Partout dans le monde, des manifestations ont été initiées ce 8 mars 2010, afin de célébrer au mieux la Journée internationale de la femme. Commémorée autour du thème «Un siècle de féminisme», l'édition 2010 demeure une bonne occasion de faire le bilan sur la situation des femmes dans la société, après un siècle d'action.
Ce lundi donc, la journée de manifestation a permis aux femmes de fêter des victoires et des acquis, de faire entendre des revendications, mais surtout de s'interroger sur les nouvelles voies à emprunter. L'amélioration de la condition de ces dernières étant le meilleur moyen d'accéder à cette «égalité» entre les hommes et les femmes et qui continue d'agiter nos cités.
C'est que la Journée internationale de la femme, qui remonte à 1857, lors d'une manifestation d'ouvrières américaines du textile, ouvrait une nouvelle ère par rapport aux nombreuses revendications de femmes dont le souci principal était de voir s'améliorer leurs conditions de travail. Aussi, après un siècle d'actions, les luttes se poursuivent encore pour un avenir radieux, dans des cieux plus cléments.
Depuis la seconde conférence des femmes socialistes à Copenhague, au Danemark, où la journaliste allemande Clara Zetkin avait émis l'idée d'organiser tous les ans une journée des femmes, de nombreuses manifestations sont initiées. Lucratives, sportives ou encore culturelles, elles donnent aux femmes l'opportunité de faire découvrir leur virtuosité et leur savoir-faire, dans les différents secteurs où elles évoluent.

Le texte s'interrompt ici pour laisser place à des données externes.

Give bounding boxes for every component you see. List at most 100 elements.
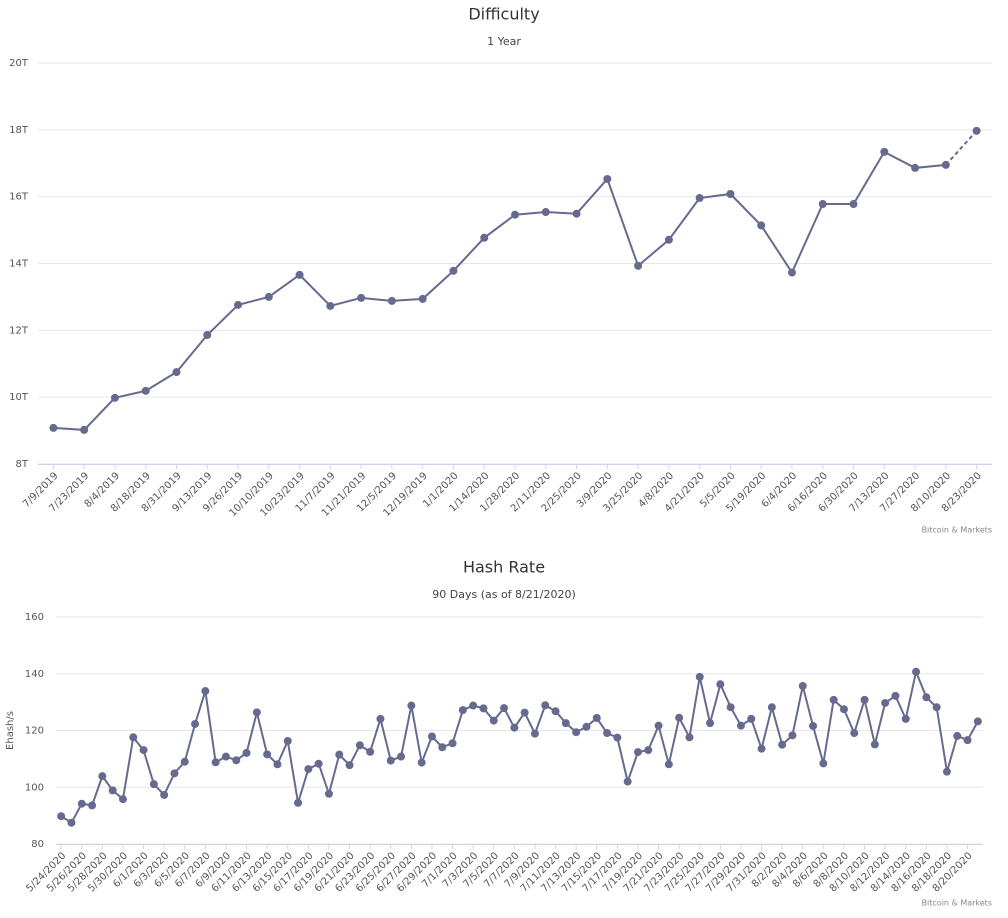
point (695, 672, 704, 681)
point (77, 799, 86, 808)
point (530, 729, 539, 738)
point (458, 706, 467, 715)
point (139, 746, 148, 755)
point (67, 818, 76, 827)
y-tick-label: 100 (25, 782, 44, 793)
point (242, 748, 251, 757)
point (355, 741, 364, 750)
series-line (60, 668, 979, 825)
point (973, 717, 982, 726)
point (180, 757, 189, 766)
y-tick-label: 8T (16, 459, 29, 470)
point (489, 716, 498, 725)
point (88, 801, 97, 810)
point (644, 746, 653, 755)
chart-title: Hash Rate (463, 558, 545, 577)
point (572, 728, 581, 737)
point (427, 732, 436, 741)
point (953, 731, 962, 740)
point (304, 765, 313, 774)
y-axis-label: Ehash/s (5, 711, 16, 750)
point (881, 698, 890, 707)
point (726, 189, 735, 198)
point (757, 221, 766, 230)
point (201, 687, 210, 696)
point (263, 750, 272, 759)
point (326, 301, 335, 310)
point (57, 812, 66, 821)
chart-title: Difficulty (468, 5, 539, 24)
point (972, 126, 981, 135)
point (603, 174, 612, 183)
y-tick-label: 16T (9, 192, 29, 203)
y-tick-label: 12T (9, 325, 29, 336)
point (314, 759, 323, 768)
projected-line (945, 130, 978, 166)
point (829, 695, 838, 704)
point (787, 268, 796, 277)
point (480, 233, 489, 242)
point (582, 722, 591, 731)
point (80, 425, 89, 434)
point (963, 736, 972, 745)
point (295, 270, 304, 279)
point (736, 721, 745, 730)
y-tick-label: 18T (9, 125, 29, 136)
point (891, 691, 900, 700)
series-line (53, 150, 946, 431)
point (376, 714, 385, 723)
point (203, 331, 212, 340)
point (479, 704, 488, 713)
point (870, 740, 879, 749)
point (654, 721, 663, 730)
y-tick-label: 120 (25, 726, 44, 737)
point (747, 714, 756, 723)
point (294, 798, 303, 807)
point (283, 736, 292, 745)
point (541, 701, 550, 710)
point (510, 723, 519, 732)
point (191, 719, 200, 728)
point (324, 789, 333, 798)
point (357, 293, 366, 302)
point (922, 693, 931, 702)
point (221, 752, 230, 761)
point (345, 761, 354, 770)
point (170, 769, 179, 778)
chart-subtitle: 90 Days (as of 8/21/2020) (432, 588, 576, 601)
point (387, 296, 396, 305)
point (366, 747, 375, 756)
point (839, 705, 848, 714)
point (633, 748, 642, 757)
point (118, 795, 127, 804)
point (520, 708, 529, 717)
point (500, 704, 509, 713)
point (469, 701, 478, 710)
point (407, 701, 416, 710)
point (551, 707, 560, 716)
point (160, 790, 169, 799)
point (849, 200, 858, 209)
point (418, 294, 427, 303)
point (664, 235, 673, 244)
point (623, 777, 632, 786)
point (449, 266, 458, 275)
point (675, 713, 684, 722)
point (572, 209, 581, 218)
point (438, 743, 447, 752)
point (685, 733, 694, 742)
point (511, 210, 519, 219)
point (942, 767, 951, 776)
y-tick-label: 10T (9, 392, 29, 403)
credit: Bitcoin & Markets (922, 899, 992, 908)
point (397, 752, 406, 761)
point (252, 708, 261, 717)
point (726, 703, 735, 712)
point (788, 731, 797, 740)
point (541, 208, 550, 217)
point (941, 160, 950, 169)
point (172, 368, 181, 377)
point (819, 759, 828, 768)
point (818, 200, 827, 209)
point (264, 292, 273, 301)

Au Sénégal qui focalise ces manifestations sur le thème, «Les hommes et les femmes unis pour mettre fin aux violences faites aux femmes et aux filles», en marge du thème proposé cette année, par les Nations Unis à savoir «Droits égaux, opportunités égales et progrès pour tous», des ateliers d'échanges, des expositions d'œuvres d'arts, des projections de films, des représentations théâtrales, des animations et autres concerts de musique sont organisés un peu partout au Cices, à l'Université de Dakar, dans les instituts et les centres culturels. Une manière pour notre pays de dégager des pistes de réflexion, afin de renforcer les capacités des populations en matière de droits humains, en général.